Bryan SwannWhen Swann says “us,” he is referring to himself and , whose trajectory has paralleled his own to an uncanny degree. After high school, the twins joined the same unit of the U.S. Marine Corps Reserve and were sent to Iraq as part of Operation Iraqi Freedom II. At the same time their oldest brother, Henry Swann, was deployed to Iraq with his U.S. Army Reserve unit. After the twins’ return to the United States, they finished undergraduate degrees at the University of Maryland and set out for careers in the federal government—Bryan Swann most recently as a deputy director working on financial management for the U.S. Department of Treasury, with Ryan Swann rising to become director of data analytics for the General Services Administration’s Office of Government-Wide Policy. Now the twins are about to graduate together from Harvard Kennedy School.

While Swann credits his time in the military with impressing upon him the importance of front-line duty, it is his experience in government that has given him insight into the intricacies of policymaking. Working in the White House Military Office during the Obama administration, he saw that government really could work, with different agencies collaborating with one another effectively. “You could see tangible things happening, and it increased my desire to serve,” Swann says. “I believe in our government and that we can do great things when we have the right leadership and we empower government employees with the tools to serve. I really believe in that.”
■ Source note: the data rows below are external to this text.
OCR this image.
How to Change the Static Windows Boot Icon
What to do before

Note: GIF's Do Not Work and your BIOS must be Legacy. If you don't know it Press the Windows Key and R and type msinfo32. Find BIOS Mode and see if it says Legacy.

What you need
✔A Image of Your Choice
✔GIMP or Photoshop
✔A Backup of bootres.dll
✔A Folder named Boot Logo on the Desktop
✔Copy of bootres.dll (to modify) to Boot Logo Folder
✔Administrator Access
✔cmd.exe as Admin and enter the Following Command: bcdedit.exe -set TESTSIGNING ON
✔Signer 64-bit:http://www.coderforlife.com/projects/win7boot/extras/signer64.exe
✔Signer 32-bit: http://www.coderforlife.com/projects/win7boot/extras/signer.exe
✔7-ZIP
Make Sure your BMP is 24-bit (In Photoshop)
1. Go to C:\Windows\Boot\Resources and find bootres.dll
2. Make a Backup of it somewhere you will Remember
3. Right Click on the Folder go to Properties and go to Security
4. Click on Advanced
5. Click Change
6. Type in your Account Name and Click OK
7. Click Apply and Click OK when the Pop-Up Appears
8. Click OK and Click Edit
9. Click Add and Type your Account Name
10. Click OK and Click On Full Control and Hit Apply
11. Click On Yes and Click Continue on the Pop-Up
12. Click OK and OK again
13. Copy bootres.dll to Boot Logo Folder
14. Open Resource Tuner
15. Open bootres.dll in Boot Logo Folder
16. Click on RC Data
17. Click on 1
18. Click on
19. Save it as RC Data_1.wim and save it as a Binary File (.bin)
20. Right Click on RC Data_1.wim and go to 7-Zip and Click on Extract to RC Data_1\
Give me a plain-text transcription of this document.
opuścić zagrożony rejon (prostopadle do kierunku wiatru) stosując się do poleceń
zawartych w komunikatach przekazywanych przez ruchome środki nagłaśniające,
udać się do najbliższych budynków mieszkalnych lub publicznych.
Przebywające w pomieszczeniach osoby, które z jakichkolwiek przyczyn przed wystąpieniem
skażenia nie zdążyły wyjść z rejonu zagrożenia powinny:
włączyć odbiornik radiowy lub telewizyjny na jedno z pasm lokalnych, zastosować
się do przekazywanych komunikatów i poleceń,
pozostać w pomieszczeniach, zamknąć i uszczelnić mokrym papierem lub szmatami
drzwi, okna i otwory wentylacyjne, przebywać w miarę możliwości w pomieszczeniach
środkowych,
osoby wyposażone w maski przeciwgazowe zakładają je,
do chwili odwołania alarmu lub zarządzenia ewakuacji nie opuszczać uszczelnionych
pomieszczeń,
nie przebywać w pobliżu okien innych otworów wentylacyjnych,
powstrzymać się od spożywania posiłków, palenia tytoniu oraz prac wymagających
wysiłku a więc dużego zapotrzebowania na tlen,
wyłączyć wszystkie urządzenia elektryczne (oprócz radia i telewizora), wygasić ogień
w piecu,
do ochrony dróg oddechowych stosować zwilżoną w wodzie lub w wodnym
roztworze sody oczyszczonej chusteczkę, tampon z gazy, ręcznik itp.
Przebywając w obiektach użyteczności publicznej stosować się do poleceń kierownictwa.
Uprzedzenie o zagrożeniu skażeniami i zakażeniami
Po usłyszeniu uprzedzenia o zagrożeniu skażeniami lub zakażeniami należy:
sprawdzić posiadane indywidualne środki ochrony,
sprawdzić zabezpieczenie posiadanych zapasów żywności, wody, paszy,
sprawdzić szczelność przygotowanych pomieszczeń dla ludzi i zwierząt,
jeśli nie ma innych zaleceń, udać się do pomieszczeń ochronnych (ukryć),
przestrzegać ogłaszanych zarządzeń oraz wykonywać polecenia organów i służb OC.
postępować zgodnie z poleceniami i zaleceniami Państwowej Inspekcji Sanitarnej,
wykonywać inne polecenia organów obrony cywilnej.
A stint as a White House Leadership Fellow in the United States Digital Service—a unit dedicated to improving the federal government’s digital services and websites—also illuminated for him where government could be improved. In Swann’s view, the public sector lags behind private businesses in customer-facing digitization and innovation. He and Ryan Swann—who both hold MBA degrees and have launched their own business ventures—are especially interested in the intersection of innovation, technology, and government. And they take a tech-minded and entrepreneurial approach to public problems. “How do we bring government service to where our people are in terms of technology?” Swann asks. “Technology touches all parts of our lives now. If you don’t embrace it, you’re going to be left behind.

In the short term, the Swann brothers plan to continue in the federal government or possibly develop their own digital services firm, with Bryan Swann focused on the operational aspects and Ryan Swann on the data. In the medium term, however, they want to run for elected office. Would they run against each other? “No,” Swann laughs. “We operate like a unit. We joke that our pronouns are ‘we/ours.’ But we are strategically looking at which electoral tracks each of us would take.”

"I believe in our government and that we can do great things when we have the right leadership and we empower government employees with the tools to serve. I really believe in that."
Bryan Swann MC/MPA 2019

What the twins do know, however, is that they want to serve Prince George’s County, Maryland, where they grew up and have deep roots. The county has an affluent African-American population but also pockets of poverty. To get at the heart of the issues community members care about, the twins want to go through “a period of discovery where we can really hear what the people have to say and talk to them about what is working and what is not,” Swann says.

In his view, getting a finger on the pulse of his home county is essential in order to make real change. “A lot of elected officials in Prince George’s County come from outside,” Swann says. “We want to change that. We want to represent the people we grew up with and care about. We don’t know everything. But I think we have the tools to get to know what’s on the minds of the citizens we want to represent.”